Wine, Love and Spirituality

by Dwight Furrow

This is what it is to go aright, or to be led by another into the mystery of Love: one goes always upwards for the sake of this Beauty starting out from beautiful things and using them like rising stairs…. (211 c-d, Plato's Symposium)

Dionysus,_God_of_WineWe throw the word “love” around without really meaning it. We “love” ice cream, sunsets, or the latest soon-to-be-forgotten pop song. But such “love” requires no commitment and hardly seems worthy of being in the same category as the love of one's child or spouse. Yet, some objects or activities are worthy objects of love because they solicit our sustained attention and care—a great work of art, a career, baseball, a religion. For some people wine seems to fall into this latter category of worthy objects of love. Many people abandon lucrative, stable careers for the uncertainties and struggles of winemaking; others spend a lifetime of hard intellectual labor to understand its intricacies; still others circle the globe seeking to sample rare and unusual bottles.

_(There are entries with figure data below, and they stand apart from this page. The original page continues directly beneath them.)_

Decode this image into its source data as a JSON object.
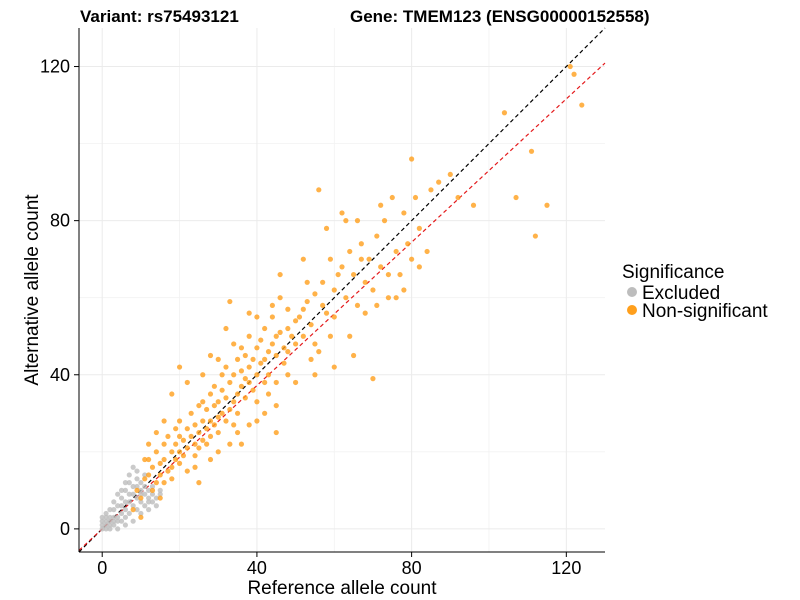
{
  "chart_data": {
    "type": "scatter",
    "title_left": "Variant: rs75493121",
    "title_right": "Gene: TMEM123 (ENSG00000152558)",
    "xlabel": "Reference allele count",
    "ylabel": "Alternative allele count",
    "xlim": [
      -6,
      130
    ],
    "ylim": [
      -6,
      130
    ],
    "x_ticks": [
      0,
      40,
      80,
      120
    ],
    "y_ticks": [
      0,
      40,
      80,
      120
    ],
    "grid": true,
    "legend": {
      "title": "Significance",
      "position": "right",
      "entries": [
        {
          "label": "Excluded",
          "color": "#bdbdbd"
        },
        {
          "label": "Non-significant",
          "color": "#ff9f1c"
        }
      ]
    },
    "reference_lines": [
      {
        "name": "y = x",
        "slope": 1.0,
        "intercept": 0,
        "color": "#000000",
        "style": "dashed"
      },
      {
        "name": "fit",
        "slope": 0.93,
        "intercept": 0,
        "color": "#e41a1c",
        "style": "dashed"
      }
    ],
    "series": [
      {
        "name": "Excluded",
        "color": "#bdbdbd",
        "points": [
          [
            0,
            1
          ],
          [
            0,
            2
          ],
          [
            0,
            3
          ],
          [
            1,
            0
          ],
          [
            1,
            2
          ],
          [
            1,
            4
          ],
          [
            2,
            1
          ],
          [
            2,
            3
          ],
          [
            2,
            0
          ],
          [
            3,
            2
          ],
          [
            3,
            5
          ],
          [
            3,
            1
          ],
          [
            4,
            3
          ],
          [
            4,
            6
          ],
          [
            4,
            0
          ],
          [
            5,
            2
          ],
          [
            5,
            4
          ],
          [
            5,
            8
          ],
          [
            5,
            6
          ],
          [
            6,
            3
          ],
          [
            6,
            10
          ],
          [
            6,
            1
          ],
          [
            6,
            5
          ],
          [
            7,
            4
          ],
          [
            7,
            7
          ],
          [
            7,
            12
          ],
          [
            7,
            14
          ],
          [
            8,
            6
          ],
          [
            8,
            9
          ],
          [
            8,
            2
          ],
          [
            8,
            16
          ],
          [
            9,
            5
          ],
          [
            9,
            8
          ],
          [
            9,
            11
          ],
          [
            9,
            13
          ],
          [
            10,
            7
          ],
          [
            10,
            10
          ],
          [
            10,
            4
          ],
          [
            10,
            12
          ],
          [
            11,
            6
          ],
          [
            11,
            9
          ],
          [
            11,
            14
          ],
          [
            12,
            8
          ],
          [
            12,
            5
          ],
          [
            12,
            10
          ],
          [
            13,
            7
          ],
          [
            13,
            9
          ],
          [
            13,
            11
          ],
          [
            14,
            6
          ],
          [
            14,
            8
          ],
          [
            15,
            10
          ],
          [
            15,
            9
          ],
          [
            2,
            5
          ],
          [
            3,
            7
          ],
          [
            4,
            9
          ],
          [
            1,
            1
          ],
          [
            0,
            0
          ],
          [
            2,
            2
          ],
          [
            5,
            10
          ],
          [
            6,
            12
          ],
          [
            7,
            9
          ],
          [
            8,
            11
          ],
          [
            9,
            15
          ],
          [
            10,
            9
          ],
          [
            11,
            11
          ],
          [
            12,
            7
          ],
          [
            4,
            2
          ],
          [
            3,
            3
          ],
          [
            6,
            7
          ],
          [
            1,
            3
          ]
        ]
      },
      {
        "name": "Non-significant",
        "color": "#ff9f1c",
        "points": [
          [
            8,
            5
          ],
          [
            9,
            10
          ],
          [
            10,
            8
          ],
          [
            10,
            3
          ],
          [
            11,
            13
          ],
          [
            12,
            14
          ],
          [
            12,
            18
          ],
          [
            13,
            10
          ],
          [
            13,
            16
          ],
          [
            14,
            12
          ],
          [
            14,
            20
          ],
          [
            15,
            14
          ],
          [
            15,
            17
          ],
          [
            16,
            12
          ],
          [
            16,
            22
          ],
          [
            16,
            18
          ],
          [
            17,
            15
          ],
          [
            17,
            24
          ],
          [
            18,
            20
          ],
          [
            18,
            16
          ],
          [
            18,
            13
          ],
          [
            19,
            22
          ],
          [
            19,
            18
          ],
          [
            19,
            26
          ],
          [
            20,
            17
          ],
          [
            20,
            24
          ],
          [
            20,
            20
          ],
          [
            20,
            28
          ],
          [
            21,
            19
          ],
          [
            21,
            23
          ],
          [
            22,
            21
          ],
          [
            22,
            26
          ],
          [
            22,
            15
          ],
          [
            23,
            24
          ],
          [
            23,
            30
          ],
          [
            24,
            22
          ],
          [
            24,
            27
          ],
          [
            24,
            19
          ],
          [
            25,
            25
          ],
          [
            25,
            32
          ],
          [
            25,
            21
          ],
          [
            26,
            23
          ],
          [
            26,
            28
          ],
          [
            26,
            33
          ],
          [
            27,
            26
          ],
          [
            27,
            31
          ],
          [
            27,
            22
          ],
          [
            28,
            28
          ],
          [
            28,
            35
          ],
          [
            28,
            24
          ],
          [
            29,
            27
          ],
          [
            29,
            32
          ],
          [
            29,
            37
          ],
          [
            30,
            29
          ],
          [
            30,
            33
          ],
          [
            30,
            25
          ],
          [
            31,
            30
          ],
          [
            31,
            36
          ],
          [
            31,
            40
          ],
          [
            32,
            28
          ],
          [
            32,
            34
          ],
          [
            32,
            42
          ],
          [
            33,
            31
          ],
          [
            33,
            38
          ],
          [
            33,
            59
          ],
          [
            34,
            33
          ],
          [
            34,
            40
          ],
          [
            34,
            27
          ],
          [
            35,
            35
          ],
          [
            35,
            44
          ],
          [
            35,
            30
          ],
          [
            36,
            37
          ],
          [
            36,
            41
          ],
          [
            36,
            47
          ],
          [
            37,
            34
          ],
          [
            37,
            39
          ],
          [
            37,
            45
          ],
          [
            38,
            38
          ],
          [
            38,
            42
          ],
          [
            38,
            50
          ],
          [
            39,
            36
          ],
          [
            39,
            44
          ],
          [
            40,
            40
          ],
          [
            40,
            47
          ],
          [
            40,
            33
          ],
          [
            41,
            43
          ],
          [
            41,
            49
          ],
          [
            42,
            44
          ],
          [
            42,
            38
          ],
          [
            42,
            52
          ],
          [
            43,
            46
          ],
          [
            43,
            40
          ],
          [
            44,
            48
          ],
          [
            44,
            55
          ],
          [
            45,
            45
          ],
          [
            45,
            50
          ],
          [
            45,
            38
          ],
          [
            46,
            51
          ],
          [
            46,
            60
          ],
          [
            47,
            47
          ],
          [
            47,
            43
          ],
          [
            48,
            52
          ],
          [
            48,
            57
          ],
          [
            49,
            50
          ],
          [
            50,
            54
          ],
          [
            50,
            48
          ],
          [
            51,
            55
          ],
          [
            52,
            57
          ],
          [
            52,
            50
          ],
          [
            53,
            59
          ],
          [
            54,
            53
          ],
          [
            55,
            61
          ],
          [
            55,
            48
          ],
          [
            56,
            88
          ],
          [
            57,
            58
          ],
          [
            57,
            64
          ],
          [
            58,
            56
          ],
          [
            59,
            70
          ],
          [
            60,
            62
          ],
          [
            60,
            55
          ],
          [
            61,
            66
          ],
          [
            62,
            68
          ],
          [
            63,
            60
          ],
          [
            64,
            72
          ],
          [
            65,
            66
          ],
          [
            66,
            58
          ],
          [
            67,
            74
          ],
          [
            68,
            64
          ],
          [
            69,
            70
          ],
          [
            70,
            39
          ],
          [
            70,
            62
          ],
          [
            71,
            76
          ],
          [
            72,
            68
          ],
          [
            73,
            80
          ],
          [
            74,
            60
          ],
          [
            75,
            86
          ],
          [
            76,
            72
          ],
          [
            77,
            66
          ],
          [
            78,
            82
          ],
          [
            79,
            74
          ],
          [
            80,
            96
          ],
          [
            80,
            70
          ],
          [
            81,
            86
          ],
          [
            82,
            78
          ],
          [
            85,
            88
          ],
          [
            87,
            90
          ],
          [
            90,
            92
          ],
          [
            92,
            86
          ],
          [
            96,
            84
          ],
          [
            104,
            108
          ],
          [
            107,
            86
          ],
          [
            111,
            98
          ],
          [
            112,
            76
          ],
          [
            115,
            84
          ],
          [
            121,
            120
          ],
          [
            122,
            118
          ],
          [
            124,
            110
          ],
          [
            20,
            42
          ],
          [
            25,
            12
          ],
          [
            30,
            20
          ],
          [
            35,
            25
          ],
          [
            40,
            28
          ],
          [
            45,
            32
          ],
          [
            50,
            38
          ],
          [
            60,
            42
          ],
          [
            65,
            45
          ],
          [
            45,
            25
          ],
          [
            55,
            40
          ],
          [
            15,
            8
          ],
          [
            18,
            35
          ],
          [
            22,
            38
          ],
          [
            28,
            45
          ],
          [
            32,
            52
          ],
          [
            38,
            56
          ],
          [
            48,
            46
          ],
          [
            53,
            64
          ],
          [
            58,
            78
          ],
          [
            62,
            82
          ],
          [
            66,
            80
          ],
          [
            72,
            84
          ],
          [
            46,
            66
          ],
          [
            52,
            70
          ],
          [
            36,
            22
          ],
          [
            42,
            30
          ],
          [
            56,
            46
          ],
          [
            64,
            50
          ],
          [
            74,
            66
          ],
          [
            78,
            62
          ],
          [
            26,
            40
          ],
          [
            30,
            44
          ],
          [
            34,
            48
          ],
          [
            40,
            55
          ],
          [
            44,
            58
          ],
          [
            14,
            25
          ],
          [
            16,
            28
          ],
          [
            12,
            22
          ],
          [
            11,
            18
          ],
          [
            24,
            16
          ],
          [
            28,
            18
          ],
          [
            33,
            22
          ],
          [
            38,
            27
          ],
          [
            43,
            35
          ],
          [
            48,
            40
          ],
          [
            54,
            44
          ],
          [
            59,
            50
          ],
          [
            68,
            56
          ],
          [
            76,
            60
          ],
          [
            82,
            68
          ],
          [
            84,
            72
          ],
          [
            63,
            80
          ],
          [
            67,
            70
          ],
          [
            71,
            58
          ]
        ]
      }
    ]
  }
}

Wine seems to have an attraction that goes beyond mere “liking”—a spiritual dimension that requires explanation.

The spiritual dimension of wine has a long history. Dionysus, the Greek god of wine, was said to inhabit the soul with the power of ecstasy—the Ancient Greek word ekstasis meant standing outside the self via madness or artistic expression, and wine was thought to encourage that transformation . The Romans called the same God Bacchus with similar associations. The Judeo/Christian world tames the ecstasy yet still acknowledges the virtues of wine. Judaism has long included wine in its rituals for which it incorporates a specific blessing, and of course, for Christians, wine represents the blood of Christ and gets a number of mentions in the Bible. Other alcoholic beverages have existed for as long or longer than wine, but none have its spiritual connotations.

Today, wine is just one among many alcoholic beverages consumed in great quantities. Yet it sustains its sacramental role—as status symbol, fashion statement, a sign of class, refinement, or sophistication, a source of intellectual delight, the object of a quest for a peak experience, or the focal point of social life—all contemporary renditions of “spiritual” some more debased than others.